Buddhist Monastery information
This Buddhist Monastery sat on a commanding rocky hill 15km northwest of Mardan is by far NWFP's stand-out Gandharan site, and compares more than favourably with Taxila near Islamabad. It thrived between the 1st and 7th centuries AD before being abandoned, finally giving up its secrets to British archaeologists from 1907-13, who also reconstructed parts of the site.
You enter through a courtyard that at one time held at least 35 stupas and 30 little chapels with Buddha statues. A few statues have been left in situ , the rest are in the Peshawar Museum. The walls would have been plastered, but now reveal the amazing dry stone walling techniques that constructed the complex. Up the stairs to the south is the base of a huge stupa (the monastery's most important stupa) and more chapels; to the north a cloister surrounded by monks' cells and a refectory, kitchen and water tank. Beyond the central courtyard is a double row of sunken chambers, possibly for meditation.

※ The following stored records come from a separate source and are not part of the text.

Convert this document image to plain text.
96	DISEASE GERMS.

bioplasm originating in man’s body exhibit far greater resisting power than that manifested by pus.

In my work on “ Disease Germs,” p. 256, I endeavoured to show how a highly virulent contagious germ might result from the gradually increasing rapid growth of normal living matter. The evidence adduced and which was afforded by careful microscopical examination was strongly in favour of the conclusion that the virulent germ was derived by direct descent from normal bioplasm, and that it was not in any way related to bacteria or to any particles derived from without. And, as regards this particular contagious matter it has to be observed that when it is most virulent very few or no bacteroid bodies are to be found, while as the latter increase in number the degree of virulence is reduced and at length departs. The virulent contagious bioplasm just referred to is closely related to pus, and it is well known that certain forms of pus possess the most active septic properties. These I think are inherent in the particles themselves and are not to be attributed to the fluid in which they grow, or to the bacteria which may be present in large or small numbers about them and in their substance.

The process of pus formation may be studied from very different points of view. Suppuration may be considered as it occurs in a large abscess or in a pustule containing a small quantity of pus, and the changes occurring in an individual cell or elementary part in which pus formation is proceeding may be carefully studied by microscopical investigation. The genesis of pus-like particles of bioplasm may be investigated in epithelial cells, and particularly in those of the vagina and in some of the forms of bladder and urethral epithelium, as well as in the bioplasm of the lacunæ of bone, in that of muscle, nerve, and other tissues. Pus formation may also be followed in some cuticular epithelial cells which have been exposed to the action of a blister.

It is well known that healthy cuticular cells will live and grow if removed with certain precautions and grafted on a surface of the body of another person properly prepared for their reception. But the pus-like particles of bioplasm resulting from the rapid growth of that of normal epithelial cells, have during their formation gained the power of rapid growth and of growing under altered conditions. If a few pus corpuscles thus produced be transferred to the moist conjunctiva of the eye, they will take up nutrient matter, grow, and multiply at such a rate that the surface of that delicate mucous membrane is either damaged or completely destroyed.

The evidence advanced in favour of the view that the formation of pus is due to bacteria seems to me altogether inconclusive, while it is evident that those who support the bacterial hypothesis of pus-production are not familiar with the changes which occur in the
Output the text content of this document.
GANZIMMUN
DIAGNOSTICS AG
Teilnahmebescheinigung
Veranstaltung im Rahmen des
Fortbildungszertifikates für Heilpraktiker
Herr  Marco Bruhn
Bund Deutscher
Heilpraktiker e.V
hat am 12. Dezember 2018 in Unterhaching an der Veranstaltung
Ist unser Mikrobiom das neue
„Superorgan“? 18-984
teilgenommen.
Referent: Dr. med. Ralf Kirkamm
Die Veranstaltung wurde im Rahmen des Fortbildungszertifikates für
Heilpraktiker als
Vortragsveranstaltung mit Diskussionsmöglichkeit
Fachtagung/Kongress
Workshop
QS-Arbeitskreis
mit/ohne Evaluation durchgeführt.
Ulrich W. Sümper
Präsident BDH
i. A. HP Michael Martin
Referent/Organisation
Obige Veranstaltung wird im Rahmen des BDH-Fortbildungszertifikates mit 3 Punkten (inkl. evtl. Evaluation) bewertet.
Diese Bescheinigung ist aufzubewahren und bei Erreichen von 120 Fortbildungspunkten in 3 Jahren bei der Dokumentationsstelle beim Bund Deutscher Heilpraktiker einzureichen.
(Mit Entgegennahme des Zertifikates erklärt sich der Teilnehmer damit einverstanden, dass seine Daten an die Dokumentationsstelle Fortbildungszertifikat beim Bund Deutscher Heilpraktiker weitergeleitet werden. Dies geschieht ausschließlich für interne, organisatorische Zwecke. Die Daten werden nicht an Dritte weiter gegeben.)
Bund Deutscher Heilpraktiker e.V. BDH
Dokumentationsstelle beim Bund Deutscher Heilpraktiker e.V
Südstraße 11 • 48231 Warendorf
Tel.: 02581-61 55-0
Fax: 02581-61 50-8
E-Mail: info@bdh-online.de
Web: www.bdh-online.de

The helpful chowkidar (caretaker), who has been here for over 30 years, speaks English well and will happily guide you around for a generous tip (around Rs100), as well as sell copies of a useful pamphlet (Rs40) on the site.
Uphill from the monastery are the ruins of a sizable village. The views across the plain, southwest to Peshawar and north into Swat, are wonderful in the morning or late afternoon light.